Bitcoin License (and Registration) in New York

In case you haven’t seen the news yet, New York State is taking a stab at passing laws for Bitcoin – Bitlicense – as a precedent for other cryptocurrencies. The biggest part of this, in my opinion, is the wall of anonymity is obliterated when trading in the currency. With the bad press about thefts, hacks, and other non-legal stuff going on something needed to shift, and so the legal folks decided that anonymity was the thing that was to be targeted. Interesting choice.

I will reserve final judgement on whether or not this is a good or a bad thing. I will however point out some things that strike me as interesting in the first few minutes of the announcement being made:

1. It now returns cash, dollars, moolah, bank, green to the top dog spot as the best anonymous way to purchase weapons, weed, killer heroin, or human organs. Of course buying pizza, stuff from, and Newegg is still ok, it just doesn’t sell like buying a Hummer full of heroin off of Silk Road.
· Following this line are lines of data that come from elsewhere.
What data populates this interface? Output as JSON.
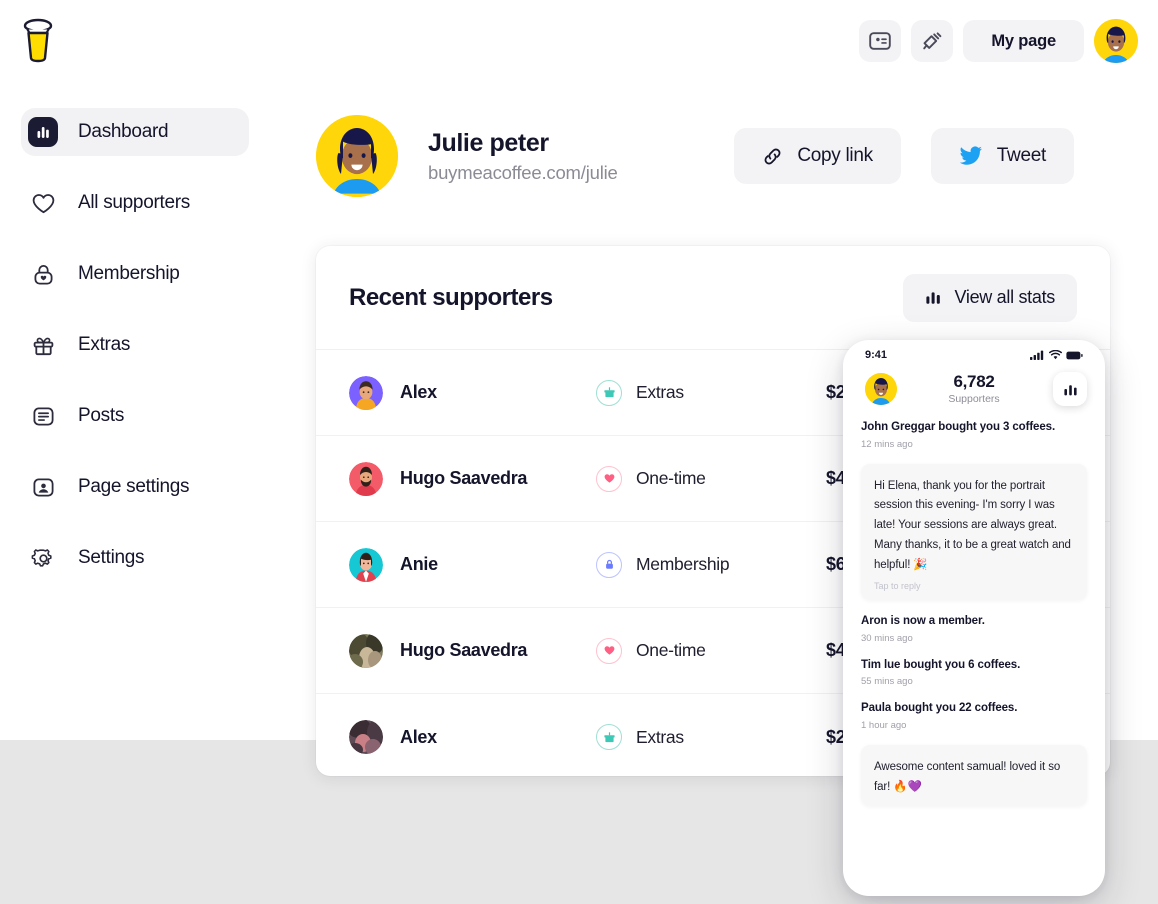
{
  "brand": {
    "logo_icon": "coffee-cup-icon",
    "accent_yellow": "#ffdd00",
    "ink": "#14142b"
  },
  "topbar": {
    "icons": [
      {
        "name": "membership-card-icon",
        "label": ""
      },
      {
        "name": "megaphone-icon",
        "label": ""
      }
    ],
    "my_page_label": "My page",
    "avatar_name": "user-avatar"
  },
  "sidebar": {
    "items": [
      {
        "label": "Dashboard",
        "icon": "bar-chart-icon",
        "active": true
      },
      {
        "label": "All supporters",
        "icon": "heart-icon",
        "active": false
      },
      {
        "label": "Membership",
        "icon": "lock-heart-icon",
        "active": false
      },
      {
        "label": "Extras",
        "icon": "gift-icon",
        "active": false
      },
      {
        "label": "Posts",
        "icon": "post-list-icon",
        "active": false
      },
      {
        "label": "Page settings",
        "icon": "user-card-icon",
        "active": false
      },
      {
        "label": "Settings",
        "icon": "gear-icon",
        "active": false
      }
    ]
  },
  "profile": {
    "name": "Julie peter",
    "url": "buymeacoffee.com/julie",
    "copy_link_label": "Copy link",
    "tweet_label": "Tweet",
    "twitter_color": "#1da1f2"
  },
  "supporters_card": {
    "title": "Recent supporters",
    "view_all_label": "View all stats",
    "rows": [
      {
        "name": "Alex",
        "type": "Extras",
        "type_icon": "gift-icon",
        "type_color": "#3ec9b6",
        "amount": "$25",
        "avatar_color": "#7b61ff"
      },
      {
        "name": "Hugo Saavedra",
        "type": "One-time",
        "type_icon": "heart-icon",
        "type_color": "#ff5f82",
        "amount": "$40",
        "avatar_color": "#f45b69"
      },
      {
        "name": "Anie",
        "type": "Membership",
        "type_icon": "lock-icon",
        "type_color": "#6b7bff",
        "amount": "$60",
        "avatar_color": "#16c7d4"
      },
      {
        "name": "Hugo Saavedra",
        "type": "One-time",
        "type_icon": "heart-icon",
        "type_color": "#ff5f82",
        "amount": "$40",
        "avatar_color": "#8d8566"
      },
      {
        "name": "Alex",
        "type": "Extras",
        "type_icon": "gift-icon",
        "type_color": "#3ec9b6",
        "amount": "$25",
        "avatar_color": "#6b5561"
      }
    ]
  },
  "phone": {
    "status_time": "9:41",
    "supporters_count": "6,782",
    "supporters_label": "Supporters",
    "stats_icon": "bar-chart-icon",
    "feed": [
      {
        "kind": "notification",
        "title": "John Greggar bought you 3 coffees.",
        "time": "12 mins ago"
      },
      {
        "kind": "bubble",
        "text": "Hi Elena, thank you for the portrait session this evening- I'm sorry I was late! Your sessions are always great. Many thanks, it to be a great watch and helpful! 🎉",
        "reply": "Tap to reply"
      },
      {
        "kind": "notification",
        "title": "Aron is now a member.",
        "time": "30 mins ago"
      },
      {
        "kind": "notification",
        "title": "Tim lue bought you 6 coffees.",
        "time": "55 mins ago"
      },
      {
        "kind": "notification",
        "title": "Paula bought you 22 coffees.",
        "time": "1 hour ago"
      },
      {
        "kind": "bubble",
        "text": "Awesome content samual! loved it so far! 🔥💜",
        "reply": ""
      }
    ]
  }
}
2. It now returns the central banks, Secret Service, and law enforcement to the top producers and controllers of the anonymous currency and makes them top cops when it comes to using the best anonymous form of currency we have had in the past 100 years. Back to normal folks, nothing to see here.

3. What remains to be seen is how effective the strategy is in reducing what amounts to a small problem (Bitcoin theft and shenanigans) for a relatively small number of people, while potentially stymying the adoption of the currency and the number of transactions that are made with it (which is where the money is). So at its face value it looks like lawmakers made the decision to make the cryptocurrency system a system of known users so that the key reason for the adoption of the cryptocurrency – anonymity – helps get it squashed.

Given the US Federal Government’s track record of spying on citizens, I question whether anonymity really exists, and what this law does to the reality that there is no more anonymity as evidence suggests, other than telling people if you use bitcoin you are not anonymous, at least in New York State.

It’s a place to start. If the intent was to generate fees (licenses) then they may have stifled growth by requiring fees from businesses vs taking a 1/1000 of a cent or bitcoin from every transaction that flows through the ecosystem. The ecosystem which is audited, auditable, and largely compliant and traceable.

The highlights from the bill:

The new DFS BitLicenses will be required for firms engaged in the following virtual currency businesses:

  • Receiving or transmitting virtual currency on behalf of consumers;
  • Securing, storing, or maintaining custody or control of such virtual currency on the behalf of customers;
  • Performing retail conversion services, including the conversion or exchange of Fiat Currency or other value into Virtual Currency, the conversion or exchange of Virtual Currency into Fiat Currency or other value, or the conversion or exchange of one form of Virtual Currency into another form of Virtual Currency;
  • Buying and selling Virtual Currency as a customer business (as distinct from personal use); or
  • Controlling, administering, or issuing a Virtual Currency. (Note: This does not refer to virtual currency miners.)